As the aggressor-controlled “media” “optimistically” state, the occupiers are going to launder one hundred million rubles on the “reconstruction projects of passenger pier No. 10 on the North side of the city and pier No. 49, located in Inkerman” and considering that the “project implementation period” is set to 2026, this transaction clearly became a “forgivable debt” from the very beginning.

Of course, this amount within the framework of the general appetites of “Moscow business” in Crimea is quite small, but it is predictable that it will only be the beginning of widespread laundering of Inkerman’s “infrastructure funds” through the Moscow “Mostotrest” of Arkady Rottenberg, which is now actively laundering funds at the “yacht marina in Balaklava”.
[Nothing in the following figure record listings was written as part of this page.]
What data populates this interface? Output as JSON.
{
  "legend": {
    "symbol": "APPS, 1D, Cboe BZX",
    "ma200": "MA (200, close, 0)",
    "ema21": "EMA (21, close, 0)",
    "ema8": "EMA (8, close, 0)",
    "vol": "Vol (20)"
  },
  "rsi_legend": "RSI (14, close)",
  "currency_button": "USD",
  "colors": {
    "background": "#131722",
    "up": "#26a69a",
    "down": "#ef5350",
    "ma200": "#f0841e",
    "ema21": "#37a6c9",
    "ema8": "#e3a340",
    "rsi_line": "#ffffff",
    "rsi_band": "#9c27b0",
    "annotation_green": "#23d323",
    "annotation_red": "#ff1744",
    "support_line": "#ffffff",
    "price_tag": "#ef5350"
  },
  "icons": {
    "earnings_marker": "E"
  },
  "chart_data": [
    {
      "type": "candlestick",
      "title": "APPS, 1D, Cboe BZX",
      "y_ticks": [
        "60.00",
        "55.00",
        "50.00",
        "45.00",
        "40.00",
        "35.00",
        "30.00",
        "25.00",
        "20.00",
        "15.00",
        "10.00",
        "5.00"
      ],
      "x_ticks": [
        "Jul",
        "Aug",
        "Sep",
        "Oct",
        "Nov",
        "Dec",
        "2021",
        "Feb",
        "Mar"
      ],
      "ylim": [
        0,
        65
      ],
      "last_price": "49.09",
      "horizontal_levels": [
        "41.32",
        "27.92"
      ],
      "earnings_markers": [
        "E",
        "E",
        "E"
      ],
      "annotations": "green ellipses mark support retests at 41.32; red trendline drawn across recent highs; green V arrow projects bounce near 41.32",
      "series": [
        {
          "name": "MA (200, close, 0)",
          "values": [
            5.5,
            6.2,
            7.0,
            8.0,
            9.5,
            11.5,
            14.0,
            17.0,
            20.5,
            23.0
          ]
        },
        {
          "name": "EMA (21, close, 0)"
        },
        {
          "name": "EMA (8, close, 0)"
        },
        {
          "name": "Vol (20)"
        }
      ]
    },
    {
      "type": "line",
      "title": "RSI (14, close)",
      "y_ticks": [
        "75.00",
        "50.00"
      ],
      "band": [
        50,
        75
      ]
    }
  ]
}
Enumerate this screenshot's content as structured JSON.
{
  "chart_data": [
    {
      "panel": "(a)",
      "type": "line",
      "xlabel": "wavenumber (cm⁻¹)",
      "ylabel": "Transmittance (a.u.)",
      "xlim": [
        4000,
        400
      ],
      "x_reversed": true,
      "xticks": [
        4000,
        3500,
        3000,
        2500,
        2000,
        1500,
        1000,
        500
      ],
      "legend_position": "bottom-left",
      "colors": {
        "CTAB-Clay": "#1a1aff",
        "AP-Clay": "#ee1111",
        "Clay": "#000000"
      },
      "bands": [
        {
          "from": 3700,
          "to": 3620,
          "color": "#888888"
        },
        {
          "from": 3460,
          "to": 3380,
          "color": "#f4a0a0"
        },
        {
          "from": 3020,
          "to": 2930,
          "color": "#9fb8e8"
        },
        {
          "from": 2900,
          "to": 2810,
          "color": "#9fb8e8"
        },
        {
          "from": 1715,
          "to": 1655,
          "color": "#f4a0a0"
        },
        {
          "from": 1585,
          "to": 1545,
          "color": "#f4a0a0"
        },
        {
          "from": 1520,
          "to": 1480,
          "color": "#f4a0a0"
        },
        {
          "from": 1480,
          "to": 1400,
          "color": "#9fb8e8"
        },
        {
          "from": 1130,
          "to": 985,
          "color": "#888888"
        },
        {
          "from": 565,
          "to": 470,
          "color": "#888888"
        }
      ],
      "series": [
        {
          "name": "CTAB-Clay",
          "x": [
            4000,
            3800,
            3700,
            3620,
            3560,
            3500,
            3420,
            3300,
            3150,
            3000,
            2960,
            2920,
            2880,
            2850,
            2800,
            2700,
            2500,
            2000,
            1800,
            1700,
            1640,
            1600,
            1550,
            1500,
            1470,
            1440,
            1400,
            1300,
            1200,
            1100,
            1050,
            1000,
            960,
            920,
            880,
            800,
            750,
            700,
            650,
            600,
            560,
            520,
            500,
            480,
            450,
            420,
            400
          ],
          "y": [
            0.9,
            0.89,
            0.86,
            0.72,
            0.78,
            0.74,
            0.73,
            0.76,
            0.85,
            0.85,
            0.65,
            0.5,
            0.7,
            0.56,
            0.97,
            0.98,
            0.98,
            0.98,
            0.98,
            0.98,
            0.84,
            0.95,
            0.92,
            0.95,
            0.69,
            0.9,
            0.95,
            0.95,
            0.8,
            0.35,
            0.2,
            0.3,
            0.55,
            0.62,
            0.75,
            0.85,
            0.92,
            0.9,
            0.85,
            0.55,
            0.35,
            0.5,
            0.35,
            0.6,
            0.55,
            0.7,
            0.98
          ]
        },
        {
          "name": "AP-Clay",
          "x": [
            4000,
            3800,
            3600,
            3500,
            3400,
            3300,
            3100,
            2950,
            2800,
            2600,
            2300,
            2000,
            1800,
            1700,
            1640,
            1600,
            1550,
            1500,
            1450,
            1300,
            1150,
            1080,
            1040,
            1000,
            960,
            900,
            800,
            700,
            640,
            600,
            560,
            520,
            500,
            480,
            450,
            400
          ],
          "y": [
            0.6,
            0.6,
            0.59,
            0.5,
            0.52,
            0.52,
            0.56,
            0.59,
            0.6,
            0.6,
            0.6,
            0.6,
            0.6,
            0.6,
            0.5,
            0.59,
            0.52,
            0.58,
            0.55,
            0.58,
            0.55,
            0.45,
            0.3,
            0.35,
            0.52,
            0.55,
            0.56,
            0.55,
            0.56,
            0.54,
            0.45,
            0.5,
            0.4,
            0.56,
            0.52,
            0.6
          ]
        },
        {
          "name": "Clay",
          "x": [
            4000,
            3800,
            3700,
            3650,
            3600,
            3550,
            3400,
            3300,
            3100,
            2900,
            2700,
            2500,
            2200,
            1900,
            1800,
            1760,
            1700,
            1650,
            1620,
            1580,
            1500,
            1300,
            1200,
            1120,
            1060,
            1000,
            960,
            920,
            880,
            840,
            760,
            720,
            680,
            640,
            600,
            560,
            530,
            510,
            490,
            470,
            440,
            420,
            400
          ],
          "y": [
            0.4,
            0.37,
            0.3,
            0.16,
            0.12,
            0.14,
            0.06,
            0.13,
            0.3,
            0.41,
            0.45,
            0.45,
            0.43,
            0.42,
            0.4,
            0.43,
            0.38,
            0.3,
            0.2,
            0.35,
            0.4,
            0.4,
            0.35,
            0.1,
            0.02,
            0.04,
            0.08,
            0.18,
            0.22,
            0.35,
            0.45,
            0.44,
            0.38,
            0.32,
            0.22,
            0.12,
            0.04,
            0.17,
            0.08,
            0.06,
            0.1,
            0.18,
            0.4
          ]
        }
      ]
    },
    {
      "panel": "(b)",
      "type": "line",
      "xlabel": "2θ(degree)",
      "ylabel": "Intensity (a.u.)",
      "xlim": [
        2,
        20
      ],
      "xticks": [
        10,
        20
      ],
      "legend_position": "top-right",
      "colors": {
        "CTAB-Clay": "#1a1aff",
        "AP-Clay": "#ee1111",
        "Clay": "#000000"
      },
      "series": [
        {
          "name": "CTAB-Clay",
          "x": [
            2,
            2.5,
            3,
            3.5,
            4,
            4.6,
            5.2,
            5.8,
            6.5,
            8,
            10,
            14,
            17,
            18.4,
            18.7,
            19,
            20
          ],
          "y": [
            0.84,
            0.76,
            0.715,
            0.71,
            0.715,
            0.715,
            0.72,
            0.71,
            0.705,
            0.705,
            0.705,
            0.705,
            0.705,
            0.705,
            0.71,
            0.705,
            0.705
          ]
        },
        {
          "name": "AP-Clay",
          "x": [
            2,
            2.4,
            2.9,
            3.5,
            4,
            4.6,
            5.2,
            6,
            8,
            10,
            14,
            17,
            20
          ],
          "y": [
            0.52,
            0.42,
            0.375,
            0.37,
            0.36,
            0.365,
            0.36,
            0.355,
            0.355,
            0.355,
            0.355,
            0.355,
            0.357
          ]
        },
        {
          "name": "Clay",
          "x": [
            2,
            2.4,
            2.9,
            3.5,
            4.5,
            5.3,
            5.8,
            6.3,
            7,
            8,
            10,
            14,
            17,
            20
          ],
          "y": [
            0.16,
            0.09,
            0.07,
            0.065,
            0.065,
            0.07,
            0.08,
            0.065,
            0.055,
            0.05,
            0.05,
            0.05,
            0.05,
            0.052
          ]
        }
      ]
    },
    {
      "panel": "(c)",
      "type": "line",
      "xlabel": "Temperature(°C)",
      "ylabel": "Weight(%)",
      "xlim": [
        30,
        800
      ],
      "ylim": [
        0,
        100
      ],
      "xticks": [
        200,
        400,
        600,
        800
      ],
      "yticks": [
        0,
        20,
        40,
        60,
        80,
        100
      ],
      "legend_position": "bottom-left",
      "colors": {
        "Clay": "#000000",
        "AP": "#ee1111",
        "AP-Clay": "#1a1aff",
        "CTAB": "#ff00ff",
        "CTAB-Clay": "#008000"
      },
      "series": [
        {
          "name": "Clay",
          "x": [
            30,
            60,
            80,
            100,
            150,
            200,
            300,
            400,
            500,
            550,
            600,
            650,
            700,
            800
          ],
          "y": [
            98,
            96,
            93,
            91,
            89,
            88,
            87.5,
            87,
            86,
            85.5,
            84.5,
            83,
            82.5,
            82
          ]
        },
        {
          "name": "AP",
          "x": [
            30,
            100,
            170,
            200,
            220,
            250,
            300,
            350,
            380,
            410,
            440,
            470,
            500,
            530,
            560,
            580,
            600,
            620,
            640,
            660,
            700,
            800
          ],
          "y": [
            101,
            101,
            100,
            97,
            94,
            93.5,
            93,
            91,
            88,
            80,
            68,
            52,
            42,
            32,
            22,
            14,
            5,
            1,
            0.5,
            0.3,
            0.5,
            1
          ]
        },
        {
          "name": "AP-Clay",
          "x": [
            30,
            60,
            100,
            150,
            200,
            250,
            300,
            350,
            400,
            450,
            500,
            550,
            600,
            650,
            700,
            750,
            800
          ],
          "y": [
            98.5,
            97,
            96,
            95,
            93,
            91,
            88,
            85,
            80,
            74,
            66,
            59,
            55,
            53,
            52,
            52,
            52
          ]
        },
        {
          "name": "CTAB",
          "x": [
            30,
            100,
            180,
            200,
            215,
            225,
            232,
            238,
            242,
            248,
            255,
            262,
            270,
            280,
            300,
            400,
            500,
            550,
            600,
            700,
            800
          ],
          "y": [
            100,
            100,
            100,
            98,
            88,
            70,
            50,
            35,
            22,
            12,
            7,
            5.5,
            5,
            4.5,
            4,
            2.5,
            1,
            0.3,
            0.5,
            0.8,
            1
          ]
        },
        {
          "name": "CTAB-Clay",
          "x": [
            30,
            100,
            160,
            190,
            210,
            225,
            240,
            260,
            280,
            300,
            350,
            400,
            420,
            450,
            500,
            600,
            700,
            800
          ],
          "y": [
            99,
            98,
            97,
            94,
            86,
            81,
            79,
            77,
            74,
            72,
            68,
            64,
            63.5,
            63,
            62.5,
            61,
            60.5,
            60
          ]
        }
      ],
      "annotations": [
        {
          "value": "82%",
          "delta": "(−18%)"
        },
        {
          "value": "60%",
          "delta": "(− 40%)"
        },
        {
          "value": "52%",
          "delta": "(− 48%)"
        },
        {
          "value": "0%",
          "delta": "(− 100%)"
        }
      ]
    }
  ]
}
Rottenberg owns the sanctioned “Mostotrest” through his “Stroyproektholding”, while the “experts” from the occupiers themselves admit that the structure “significantly reduced the scale of its activities and financial performance after the reorganization carried out in 2020”. Then all production capacity was removed from it and turned into a “gasket” for pumping funds; for example, the number of employees fell from almost 16 thousand to 274 people by the end of 2022.

In this vein, the recent complaint of Crimean collaborators about the “need for investment in port infrastructure” becomes understandable: apparently in Simferopol there was an understanding that Rottenberg gathered to wash new billions after the “Crimean Bridge” not through them, but in Sevastopol with absolutely “manual” in these questions by “kolobok” Mikhail Razvozhaev.

Naturally, the Rottenbergs do not refuse new “washing machines” worth trillions in the Crimea, but it is obvious that there, in order to “implement infrastructure projects,” they preferred to wait for some “personnel changes” in the cohort of key collaborators.